Picture of Louise Richardson
Louise Richardson is the executive dean at the Radcliffe Institute for Advanced Study, Harvard University, a senior lecturer of government in the Faculty of Arts and Sciences at Harvard University, and a lecturer on law at Harvard Law School. Richardson received a bachelor's degree in history from Trinity College, Dublin. She received her master's degrees in political science from the University of California at Los Angeles and Harvard and in history from Trinity College, Dublin, as well as a doctoral degree in government from Harvard University. She is acknowledged as one of the world's leading authorities on terrorism and security issues, and is the editor of the State University of New York's series Trajectories of Terrorist Violence. She is also the author of What Terrorists Want (Random House, 2006), When Allies Differ: Anglo-American Relations in the Suez and Falkland Crises (St. Martin's Press, 1996), and co-author of Democracy and Counterterrorism: Lessons from the Past (United States Institute of Peace, 2005).

Picture of Nancy F. Cott
Nancy F. Cott is the Carl and Lily Pforzheimer Foundation Director of the Arthur and Elizabeth Schlesinger Library on the History of Women in America at the Radcliffe Institute for Advanced Study and Jonathan Trumbull Professor of American History at Harvard University. Cott received her bachelor's degree from Cornell and her doctorate from Brandeis. Cott has written extensively; her books include Public Vows: A History of Marriage and the Nation (Harvard University Press, 2000), A Woman Making History: Mary Ritter Beard through Her Letters (Yale University Press, 1991), The Grounding of Modern Feminism (Yale University Press, 1987), and The Bonds of Womanhood: "Woman's Sphere" in New England, 1780-1835 (Yale University Press, 1977).

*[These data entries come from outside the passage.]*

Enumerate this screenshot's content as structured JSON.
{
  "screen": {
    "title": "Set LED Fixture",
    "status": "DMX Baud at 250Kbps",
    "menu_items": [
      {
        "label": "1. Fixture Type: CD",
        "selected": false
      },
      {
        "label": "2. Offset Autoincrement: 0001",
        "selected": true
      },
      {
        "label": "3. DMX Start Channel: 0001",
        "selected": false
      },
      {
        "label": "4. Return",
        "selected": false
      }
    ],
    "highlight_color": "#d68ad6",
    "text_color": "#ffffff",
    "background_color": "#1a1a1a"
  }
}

Picture of Kathryn Allamong Jacob
Kathryn Allamong Jacob is the Johanna-Maria Frænkel Curator of Manuscripts at the Arthur and Elizabeth Schlesinger Library on the History of Women in America. Her responsibilities include identifying and pursuing papers and records for acquisition. Prior to joining the Schlesinger staff in 1996, Jacob was university archivist at Johns Hopkins University, the assistant historian of the United States Senate, archivist at the National Archives, program director for documentary editions at the National Historical Publications and Records Commission, and deputy director of the American Jewish Historical Society. A social and cultural historian, Jacob graduated from Goucher College and earned her MA from Georgetown University and her PhD from Johns Hopkins University. She has written on the Lizzie Borden ax murders and the first sex survey of American women for American Heritage magazine. She is the author of two books on Washington history: Capital Elites: High Society in Washington, D.C. After the Civil War (Smithsonian Press, 1995) and Testament to Union: Civil War Monuments in Washington, D.C. (Johns Hopkins University Press, 1998). Jacob has also written for Smithsonian Magazine on sculptor Vinnie Ream and the "King of the Lobby," Sam Ward, who is the subject of her next book.

Picture of Marilyn Dunn
Marilyn Dunn is the executive director of the Arthur and Elizabeth Schlesinger Library on the History of Women in America and Radcliffe Institute librarian. She earlier worked as a college librarian and director of information resources at Hartwick College in Oneonta, N.Y. She was the editor of the Women's Studies Section Newsletter from 1998 to 2000 and coedited a special issue of Phoebe: An Interdisciplinary Journal of Feminist Scholarship, Theory, and Aesthetics. Dunn received her bachelor's degree in English literature at Manhattanville College in Purchase, N.Y., and her master's degree in library and information science from Simmons College in Boston. She later earned an additional master's degree in English literature from the University of Massachusetts at Amherst.

Picture of Marylene Altieri
Marylène Altieri is the curator of books and printed materials at the Arthur and Elizabeth Schlesinger Library on the History of Women in America at the Radcliffe Institute for Advanced Study, Harvard University. Altieri received her bachelor's degree in medieval and modern European history at the University of York, England, and a master's in history from Harvard University. She later earned a master's degree in library and information science from Simmons College.